The set, by the formidable and colossally talented Ms. Siegel, is entirely white and very handsome. In some critical instances, however, it fails to accommodate the requirements of the play or to account for audience interpretation. Each character is relegated to a defined waiting space around a central playing area representing the Helmer home, which works very well. Siegel has conceived a really spiffy mail box that glows when Korgstad inserts his incriminating blackmail letter. Nonetheless, the space proves to be distractingly awkward for the actors to navigate and fails to accommodate one of the most celebrated moments in Modern Drama—Nora’s final exit. There is no door, and I suspected that director and designer might cleverly have devised a moment in which Nora would walk out into the world of the audience, joining modernity, but no. At the critical moment, the actress maneuvers her way upstage, through a space formerly relegated to her husband and up toward the back wall. A curtain falls and Nora descends past the horizon, out of our view. Someone near me whispered, “Did she kill herself?”

Nora’s future might be uncertain, but her decision should not be. Oddly, this pared down visit, intended to heighten the drama, meanders more than the original.

Nora concludes its run this week.

BOTH YOUR HOUSES

In 1933, at the height of the Great Depression, Maxwell Anderson, a Broadway titan of the time, spun out a marvelously engaging yarn about corruption in the United States Congress. His play, Both Your Houses, was awarded the Pulitzer Prize and has appeared in the repertoire from time to time ever since.

The Kavinoky Theatre has staged a production, directed by David Lamb, that will conclude its run this week.

In the play an idealistic young Congressman, played here by Christopher Evans, sets out on a wild crusade to clean up the government. The fun of story is the same as the guilty pleasure of any soap opera. We have arrived at scoundrel time, and want to see who can outfox who.

At a recent matinee, the Kavinoky production lacked bite in Act One. We get little sense of the distinct personalities of these characters, or the notion of scoundrels we love to hate (or hate to love). Deliciously talented Aleks Malejs and Jessica Wegrzyn as a scheming Lady Macbeth and an ingénue seem to have traded roles, blunting the punch of their performances. An eye-popping set by David King, featuring a stunning view of the Capitol dome, is sometimes slogged down in set changes, including one inexplicably at the top of Act Two.

After the confusing set change, Act Two did snap into tighter shape and we began to get the flavor of Anderson’s play. (Other than the inelegant movement between scenes, the production does look great, including costumes by Benjamin Streeter Clothing Design). The shifting votes of the shifty members of Congress are especially enjoyable. If you can stay with it, Act Two is worth the wait, and it is a pleasure to see so many fine actors assembled for this production.

STOMPIN’ AT THE SAVOY

Also closing on December 6th is the Paul Robeson Theatre production of Stompin’ at the Savoy, a fun excuse to roll out some of the most beloved tunes of the American songbook. While it is always a pleasure to see the veterans of the Robeson stage, Mary Craig (who directs this production), Sandra Gilliam, and Chalma Warmley, I was most delighted to see the showcasing of some formidable new talent.

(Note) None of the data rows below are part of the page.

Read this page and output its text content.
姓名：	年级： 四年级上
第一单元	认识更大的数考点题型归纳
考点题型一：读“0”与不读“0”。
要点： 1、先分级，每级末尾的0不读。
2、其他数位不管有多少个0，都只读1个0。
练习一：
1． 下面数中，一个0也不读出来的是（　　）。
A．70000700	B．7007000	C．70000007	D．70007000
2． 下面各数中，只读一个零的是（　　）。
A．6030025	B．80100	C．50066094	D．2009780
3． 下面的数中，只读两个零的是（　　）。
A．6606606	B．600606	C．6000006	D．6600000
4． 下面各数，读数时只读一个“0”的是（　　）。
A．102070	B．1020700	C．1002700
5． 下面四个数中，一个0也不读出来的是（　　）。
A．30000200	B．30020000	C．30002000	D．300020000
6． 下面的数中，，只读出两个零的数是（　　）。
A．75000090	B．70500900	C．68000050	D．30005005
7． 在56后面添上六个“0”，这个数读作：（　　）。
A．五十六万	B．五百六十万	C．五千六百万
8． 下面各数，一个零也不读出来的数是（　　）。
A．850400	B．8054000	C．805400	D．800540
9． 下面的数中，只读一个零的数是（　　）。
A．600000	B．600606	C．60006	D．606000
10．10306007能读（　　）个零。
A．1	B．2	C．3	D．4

Melinda Capeles Rowe and Johnny Rowe, a real life married couple who have recently relocated to Buffalo from Orlando make a marvelous addition to our local talent pool. They play an adoring but perpetually bickering couple out for their anniversary at the Club Savoy where she was formerly a performer.

That is enough of a hint to this flimsy excuse to perform a whole lot of great music and to indulge in a whole lot of clever clowning.

Young performers Perris K. Fortson and Ayana Naomi Williams are appealing as the “chocolate kisses,” hardworking nightclub dancers with seemingly limitless talent. Robin Barker, who choreographed the production, is adorable as a “Savoy Dancer,” tapping away like a female Matthew Clark (who turns out to have been her teacher!)